Public Relations, like life, is all about timing. The other day I was pulling my hair out, pitching and trying to secure media coverage for clients when my phone rang from a number I didn’t identify. I have this weird, immediate skepticism about numbers I don’t know combined with this uncontrollable urge to pick-up. I imagine it’s what a fish feels like when they see a lure in the water -- I know that’s a lure but I can’t help eating it!
Thankfully this was a good call - a reporter looking for a medical expert reference that would be perfect for one our clients, Dr. Phil (No, not that Dr. Phil). The problem is their deadline was yesterday. In fact, I was receiving this call because their first choice wasn’t getting back to them. I’ve no problem being second choice or being called at the last moment.
I was able to connect the reporter and my Dr. Phil within the hour and a couple of days later it was my client who was getting the press coverage and not his competition. How’s that for a swing of events - press coverage plus shutting your competition out from coverage?
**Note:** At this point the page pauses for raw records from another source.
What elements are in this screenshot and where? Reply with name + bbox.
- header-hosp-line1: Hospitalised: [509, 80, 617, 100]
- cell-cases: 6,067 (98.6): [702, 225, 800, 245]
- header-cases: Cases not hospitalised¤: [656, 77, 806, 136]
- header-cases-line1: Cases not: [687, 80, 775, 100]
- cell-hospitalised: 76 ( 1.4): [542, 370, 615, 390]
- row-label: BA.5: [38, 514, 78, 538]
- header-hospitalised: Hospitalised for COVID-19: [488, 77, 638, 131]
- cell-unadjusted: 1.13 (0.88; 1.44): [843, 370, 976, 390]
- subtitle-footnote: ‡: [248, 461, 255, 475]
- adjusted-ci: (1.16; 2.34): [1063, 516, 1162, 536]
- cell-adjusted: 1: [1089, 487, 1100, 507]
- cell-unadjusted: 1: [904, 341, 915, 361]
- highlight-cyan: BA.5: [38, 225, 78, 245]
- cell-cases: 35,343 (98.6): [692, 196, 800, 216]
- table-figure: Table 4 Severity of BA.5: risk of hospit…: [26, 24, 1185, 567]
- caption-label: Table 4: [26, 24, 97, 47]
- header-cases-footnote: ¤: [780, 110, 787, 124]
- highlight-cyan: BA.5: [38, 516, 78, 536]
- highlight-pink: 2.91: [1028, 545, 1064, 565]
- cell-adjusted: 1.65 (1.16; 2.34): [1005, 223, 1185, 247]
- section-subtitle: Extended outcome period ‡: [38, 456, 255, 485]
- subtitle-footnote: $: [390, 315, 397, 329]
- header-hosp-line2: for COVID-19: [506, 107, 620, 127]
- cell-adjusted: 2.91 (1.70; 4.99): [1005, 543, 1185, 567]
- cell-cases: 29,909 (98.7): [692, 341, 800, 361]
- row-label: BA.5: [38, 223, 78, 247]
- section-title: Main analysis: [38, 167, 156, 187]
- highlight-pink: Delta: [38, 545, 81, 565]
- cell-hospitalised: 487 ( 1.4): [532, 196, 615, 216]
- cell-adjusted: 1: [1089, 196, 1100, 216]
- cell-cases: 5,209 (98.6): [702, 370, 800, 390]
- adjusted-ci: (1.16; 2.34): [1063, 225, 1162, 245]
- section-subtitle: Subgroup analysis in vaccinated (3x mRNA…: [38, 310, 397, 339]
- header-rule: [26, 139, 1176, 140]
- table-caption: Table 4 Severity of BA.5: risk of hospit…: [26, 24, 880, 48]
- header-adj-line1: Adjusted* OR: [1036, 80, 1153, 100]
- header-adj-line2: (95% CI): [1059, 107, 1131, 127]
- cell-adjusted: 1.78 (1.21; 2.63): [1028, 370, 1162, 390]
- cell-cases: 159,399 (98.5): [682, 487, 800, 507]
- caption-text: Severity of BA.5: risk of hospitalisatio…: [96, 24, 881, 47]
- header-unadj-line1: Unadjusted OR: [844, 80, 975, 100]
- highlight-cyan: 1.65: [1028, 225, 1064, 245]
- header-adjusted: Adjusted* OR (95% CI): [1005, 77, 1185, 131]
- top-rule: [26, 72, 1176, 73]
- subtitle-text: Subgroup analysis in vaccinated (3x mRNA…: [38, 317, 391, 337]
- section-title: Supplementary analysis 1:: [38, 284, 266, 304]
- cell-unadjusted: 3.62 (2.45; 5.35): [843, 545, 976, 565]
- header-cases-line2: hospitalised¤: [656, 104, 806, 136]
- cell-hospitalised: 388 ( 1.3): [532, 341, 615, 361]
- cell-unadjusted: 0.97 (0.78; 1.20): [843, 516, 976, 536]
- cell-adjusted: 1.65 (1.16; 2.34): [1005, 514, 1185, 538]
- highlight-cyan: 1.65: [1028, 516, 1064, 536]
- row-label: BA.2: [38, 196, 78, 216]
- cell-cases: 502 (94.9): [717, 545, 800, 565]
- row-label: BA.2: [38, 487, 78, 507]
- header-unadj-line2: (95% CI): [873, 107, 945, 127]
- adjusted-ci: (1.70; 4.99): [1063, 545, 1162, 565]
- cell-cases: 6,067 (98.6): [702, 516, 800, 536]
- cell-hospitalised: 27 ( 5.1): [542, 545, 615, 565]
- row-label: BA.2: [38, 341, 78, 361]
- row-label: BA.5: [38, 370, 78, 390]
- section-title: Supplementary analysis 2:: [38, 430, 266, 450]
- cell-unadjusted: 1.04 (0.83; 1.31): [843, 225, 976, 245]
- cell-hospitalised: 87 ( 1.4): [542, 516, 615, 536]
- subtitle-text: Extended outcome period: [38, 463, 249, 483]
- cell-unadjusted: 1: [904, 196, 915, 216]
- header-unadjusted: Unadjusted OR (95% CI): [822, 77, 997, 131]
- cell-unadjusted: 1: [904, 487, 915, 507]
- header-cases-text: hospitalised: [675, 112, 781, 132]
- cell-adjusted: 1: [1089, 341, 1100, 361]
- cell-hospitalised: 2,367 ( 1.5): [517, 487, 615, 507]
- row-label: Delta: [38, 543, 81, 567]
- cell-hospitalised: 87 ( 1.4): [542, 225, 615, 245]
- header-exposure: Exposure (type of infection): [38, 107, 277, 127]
That’s a win in my world anyway you slice it.
So what can we learn here? The reason I was able to get Dr. Phil to respond so quickly wasn’t luck or good fortune. Quite the opposite. I had coached him from our very first meeting. It was a test of sorts for all potential clients. It’s important that before starting any PR campaign that a client understands there will be a lot of work required on their part. Public Relations is not a set-it and forget-it initiative. The public relations firm can get the media to the prom but they are only interested in dancing with the client. If the client isn’t a willing participant, the whole process breaks down.
Here’s our checklist we discuss with prospective clients before coming aboard. If any of these actions are not able to be met, then it’s not going to be a good fit for WildStory.
- Stress the importance of quick turn-around to clients
- As a client, be eager to help, this is what you’re paying for
- Understand that the window is finite, what is interesting today, may not be interesting tomorrow. Your chance at media coverage is about being opportunistic.
- Treat each media interaction as an interview or first date. Be engaging, be charming, be likable.